Blog by Sr. Roberta Miller, OP[/caption] Many of us come from localities in which we have embedded family roots. From these roots we have our language, pronunciations, cultural traditions and ties to the familiar environments. How have you felt when uprooted from the familiar environs? If family evictions from their traditional locales have occurred through economic losses, urban renewals, natural disasters or war, how do you imagine their thoughts and feelings about themselves? Despairing? Lost? Helpless? Hopeless?
Land Grabbing
Throughout Africa (Kenya, Nigeria, Ghana, Zambia, and South Africa to name a few areas) loss of land with its accompanying livelihood and way of life is occurring to leave the former residents internally displaced and seeking to settle in other places - perhaps temporarily squatting with relatives.
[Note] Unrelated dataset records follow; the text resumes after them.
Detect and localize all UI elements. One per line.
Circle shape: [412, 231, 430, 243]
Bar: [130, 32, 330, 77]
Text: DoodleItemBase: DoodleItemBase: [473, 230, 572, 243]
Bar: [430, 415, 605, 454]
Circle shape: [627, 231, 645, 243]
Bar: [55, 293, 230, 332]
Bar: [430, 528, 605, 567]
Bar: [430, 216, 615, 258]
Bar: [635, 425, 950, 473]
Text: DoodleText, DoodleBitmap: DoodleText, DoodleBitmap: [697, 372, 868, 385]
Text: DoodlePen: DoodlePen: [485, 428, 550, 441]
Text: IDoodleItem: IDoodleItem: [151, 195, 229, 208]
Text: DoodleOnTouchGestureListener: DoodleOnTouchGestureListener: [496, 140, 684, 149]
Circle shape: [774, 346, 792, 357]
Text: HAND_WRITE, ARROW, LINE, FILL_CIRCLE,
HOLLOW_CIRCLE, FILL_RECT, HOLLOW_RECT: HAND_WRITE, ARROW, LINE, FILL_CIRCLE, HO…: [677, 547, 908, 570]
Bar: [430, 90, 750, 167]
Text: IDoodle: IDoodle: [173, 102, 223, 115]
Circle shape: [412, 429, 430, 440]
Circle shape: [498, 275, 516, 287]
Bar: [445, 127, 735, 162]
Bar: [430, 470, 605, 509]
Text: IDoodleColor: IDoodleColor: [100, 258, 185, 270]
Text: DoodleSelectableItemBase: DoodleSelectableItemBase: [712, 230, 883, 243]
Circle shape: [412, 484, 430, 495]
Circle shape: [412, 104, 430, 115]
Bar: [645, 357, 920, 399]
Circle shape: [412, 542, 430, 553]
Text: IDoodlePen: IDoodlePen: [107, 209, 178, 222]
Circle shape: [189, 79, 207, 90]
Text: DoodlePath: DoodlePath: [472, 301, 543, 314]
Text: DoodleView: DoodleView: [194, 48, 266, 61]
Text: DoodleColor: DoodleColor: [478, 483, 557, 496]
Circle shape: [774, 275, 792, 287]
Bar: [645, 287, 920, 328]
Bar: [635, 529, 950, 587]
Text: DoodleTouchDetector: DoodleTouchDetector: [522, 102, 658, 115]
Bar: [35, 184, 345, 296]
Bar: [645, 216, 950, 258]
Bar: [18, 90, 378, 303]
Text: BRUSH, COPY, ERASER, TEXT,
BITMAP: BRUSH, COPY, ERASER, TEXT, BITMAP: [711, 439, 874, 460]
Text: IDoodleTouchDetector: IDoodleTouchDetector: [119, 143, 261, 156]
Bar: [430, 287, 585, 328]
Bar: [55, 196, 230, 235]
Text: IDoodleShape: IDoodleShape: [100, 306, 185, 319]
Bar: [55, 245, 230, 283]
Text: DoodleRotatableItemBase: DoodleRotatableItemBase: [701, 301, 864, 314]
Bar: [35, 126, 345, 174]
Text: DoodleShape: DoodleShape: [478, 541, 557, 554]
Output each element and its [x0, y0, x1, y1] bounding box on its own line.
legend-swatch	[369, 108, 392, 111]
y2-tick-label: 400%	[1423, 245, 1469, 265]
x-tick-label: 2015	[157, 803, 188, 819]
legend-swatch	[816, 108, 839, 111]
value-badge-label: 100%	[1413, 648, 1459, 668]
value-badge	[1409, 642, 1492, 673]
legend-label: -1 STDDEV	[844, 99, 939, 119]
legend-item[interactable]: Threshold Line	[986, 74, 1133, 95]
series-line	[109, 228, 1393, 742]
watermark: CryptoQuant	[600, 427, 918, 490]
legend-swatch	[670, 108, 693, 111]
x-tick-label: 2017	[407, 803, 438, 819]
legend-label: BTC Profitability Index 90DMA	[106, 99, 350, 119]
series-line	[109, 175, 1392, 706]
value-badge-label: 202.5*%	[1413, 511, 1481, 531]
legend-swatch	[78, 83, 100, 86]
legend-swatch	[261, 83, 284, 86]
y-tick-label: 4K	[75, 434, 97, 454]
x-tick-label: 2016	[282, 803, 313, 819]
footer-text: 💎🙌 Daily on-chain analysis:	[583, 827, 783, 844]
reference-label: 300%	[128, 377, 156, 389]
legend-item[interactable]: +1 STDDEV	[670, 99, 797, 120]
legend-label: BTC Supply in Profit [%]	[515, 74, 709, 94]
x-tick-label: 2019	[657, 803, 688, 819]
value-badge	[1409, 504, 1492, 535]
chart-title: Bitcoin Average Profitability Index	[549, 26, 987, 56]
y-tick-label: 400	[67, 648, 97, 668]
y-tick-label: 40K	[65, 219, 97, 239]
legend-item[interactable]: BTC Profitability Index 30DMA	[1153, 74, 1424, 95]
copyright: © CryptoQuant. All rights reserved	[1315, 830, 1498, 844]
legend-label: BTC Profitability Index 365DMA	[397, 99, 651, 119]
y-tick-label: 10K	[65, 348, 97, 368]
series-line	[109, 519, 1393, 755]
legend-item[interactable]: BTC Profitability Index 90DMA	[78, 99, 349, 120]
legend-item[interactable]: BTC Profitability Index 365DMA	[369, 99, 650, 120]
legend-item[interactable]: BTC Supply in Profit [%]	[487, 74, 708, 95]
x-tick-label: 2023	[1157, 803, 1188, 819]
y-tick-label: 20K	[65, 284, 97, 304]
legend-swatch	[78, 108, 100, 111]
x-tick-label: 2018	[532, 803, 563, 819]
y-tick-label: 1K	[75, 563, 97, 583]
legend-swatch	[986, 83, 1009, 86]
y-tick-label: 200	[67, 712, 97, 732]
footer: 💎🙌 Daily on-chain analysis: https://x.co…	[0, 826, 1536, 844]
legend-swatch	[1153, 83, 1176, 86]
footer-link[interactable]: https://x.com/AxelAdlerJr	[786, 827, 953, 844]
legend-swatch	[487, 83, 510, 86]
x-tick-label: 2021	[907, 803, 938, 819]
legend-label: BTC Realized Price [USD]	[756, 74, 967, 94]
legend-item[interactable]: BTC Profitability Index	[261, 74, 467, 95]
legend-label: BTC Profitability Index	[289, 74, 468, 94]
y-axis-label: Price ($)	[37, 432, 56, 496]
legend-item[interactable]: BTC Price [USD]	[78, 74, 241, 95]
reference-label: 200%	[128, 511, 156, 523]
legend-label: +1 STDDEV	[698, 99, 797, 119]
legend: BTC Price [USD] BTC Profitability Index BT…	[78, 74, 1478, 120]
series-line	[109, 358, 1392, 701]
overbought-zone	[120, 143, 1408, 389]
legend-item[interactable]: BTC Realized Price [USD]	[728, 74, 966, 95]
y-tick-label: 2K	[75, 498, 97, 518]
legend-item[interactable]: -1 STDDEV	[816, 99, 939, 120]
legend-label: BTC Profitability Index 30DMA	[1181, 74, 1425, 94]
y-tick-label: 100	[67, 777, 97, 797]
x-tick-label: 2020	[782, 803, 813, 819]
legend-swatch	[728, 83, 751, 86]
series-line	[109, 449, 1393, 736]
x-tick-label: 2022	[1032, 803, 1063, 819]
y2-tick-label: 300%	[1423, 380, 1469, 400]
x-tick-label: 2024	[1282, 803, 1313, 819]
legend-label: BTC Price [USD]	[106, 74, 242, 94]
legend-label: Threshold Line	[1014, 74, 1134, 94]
The process of this dispossession is called "land grabbing": large scale land acquisitions by multinational corporate entities to be utilized for industrial or commercial agriculture, resource extraction (minerals, timber, water) or investment purposes in development. Deals are made with local leaders or state government entities with promises of schools and better economic opportunities, buying or leasing for 99 years the land for $1 to $5 per hectare (1 hectare = 2.47 acres) per year. African land grabbing deals have covered over 42.2 million hectares of land so far (the hectares total of New York, Ohio, Illinois is 40.7 million). The farmers never see any money; the schools are never built; the people are usually physically driven off their land. The consequences? Families separated, youth without a future; instability economically, politically, and socially.